# Pic heavy! saab engine b4 & after



## Thealchemistbmb (Sep 25, 2007)

As you can see this was a bit messy but turned out well i thought.....


























































Used TFR & a radiator brush to break up the gunk..
Rinsed off then sprayed with a strong de-greaser and agitated again before jet washing.
Washed the car ready to machine polish Then spayed engine with Megs Hyper dressing. After the bodywork was finished Spent a bit of time with a cloth & brush to finish the engine.

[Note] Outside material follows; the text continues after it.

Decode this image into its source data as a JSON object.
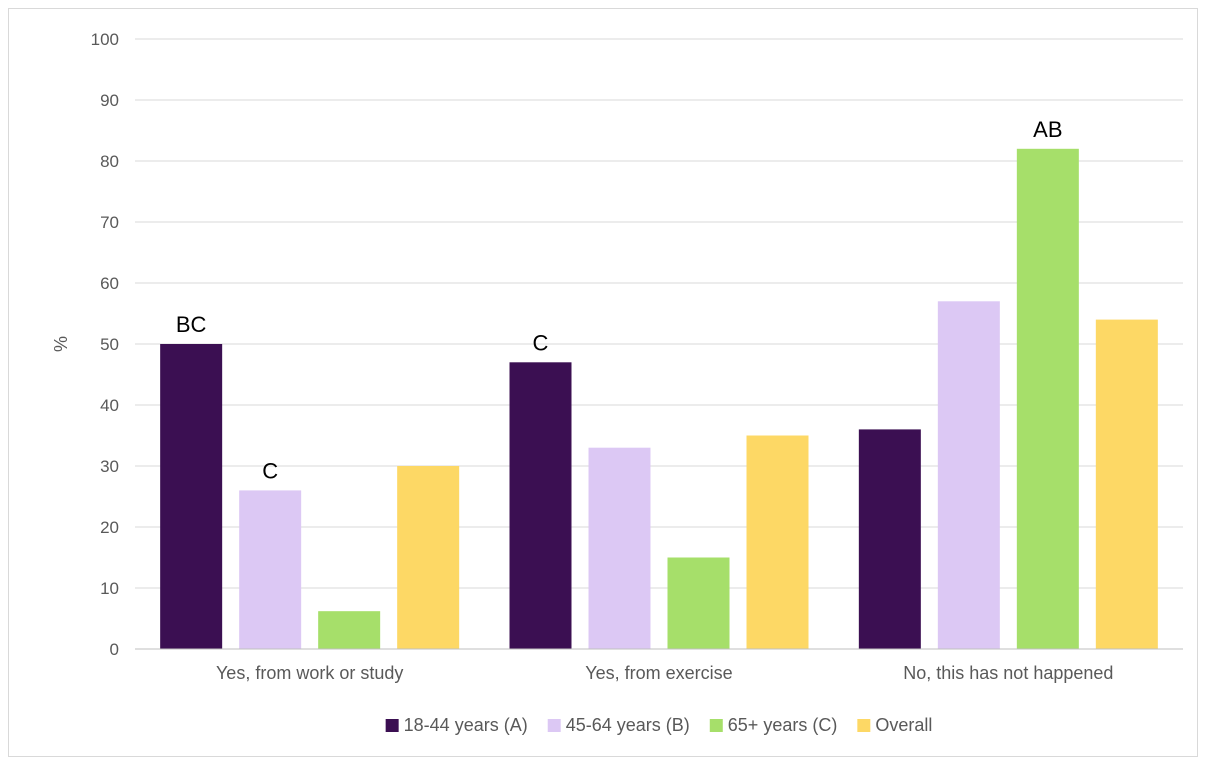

http://i227.photobucket.com/albums/dd219/alchemistbmb/2008_020410244.jpg
[IMG]http://i227.photobucket.com/albums/dd219/alchemistbmb/2008_020410246-1.jpg









thanks for looking......................


----------



## Mark J (May 10, 2007)

Crackin' job there fella ! :thumb:


----------



## Buzzsaw (Nov 4, 2007)

Wow that is a nice turnaround :thumb:


----------



## VIPER (May 30, 2007)

'Turned out well' - you're not kidding :doublesho That's an amazing transformation! Top work there, fella


----------



## karburn (Feb 1, 2008)

Did you use a radiator brush or a MAGIC WAND? Looks fantastic. :thumb:


----------



## Thealchemistbmb (Sep 25, 2007)

Thanks for the comments guys!
The whole car took 13hrs in total but it turned out well considering the mess it was in......


----------



## Trist (Jun 23, 2006)

Cracking turnaround :thumb:


----------



## Waller (Jan 2, 2008)

:thumb: good work, fantastic difference!


----------



## peteb (Mar 8, 2006)

Top work , but come on you can't call that a Saab :doublesho ( classic C900 owner ) :lol:


----------



## Thealchemistbmb (Sep 25, 2007)

I have a 15yr old 93. (Great car) looks & drives superb! I want a 900 turbo but the other half doesnt like them..... WOMEN!?!?!
Might see if i can swop it for one! Problem is though he may want a big bag of cash too when he finds out she cant cook...........


----------



## peteb (Mar 8, 2006)

:lol: nice one , good 900 turbo's are getting rare so they fetch top money , proper old school cars though :thumb:


----------



## Shanukes (Jun 17, 2007)

wow that does look great, nice work mate...can i ask jetwashing an engine bay, will it be bad for the engine? i want to use APC on my engine bay bit worried for the reason of damage


----------



## shaks59 (Nov 9, 2007)

Good job . Did you cover any electrics? I want to use my jet wash but always worried the damage i can cause to the engine.

Well done mate.:wave:


----------



## Dave KG (Feb 23, 2006)

Very nice turnaround there


----------



## Warduke (Sep 21, 2007)

Looks mint now matey..:thumb: ..top job well done.


----------



## Ade25 (Nov 2, 2007)

Excellent result !


----------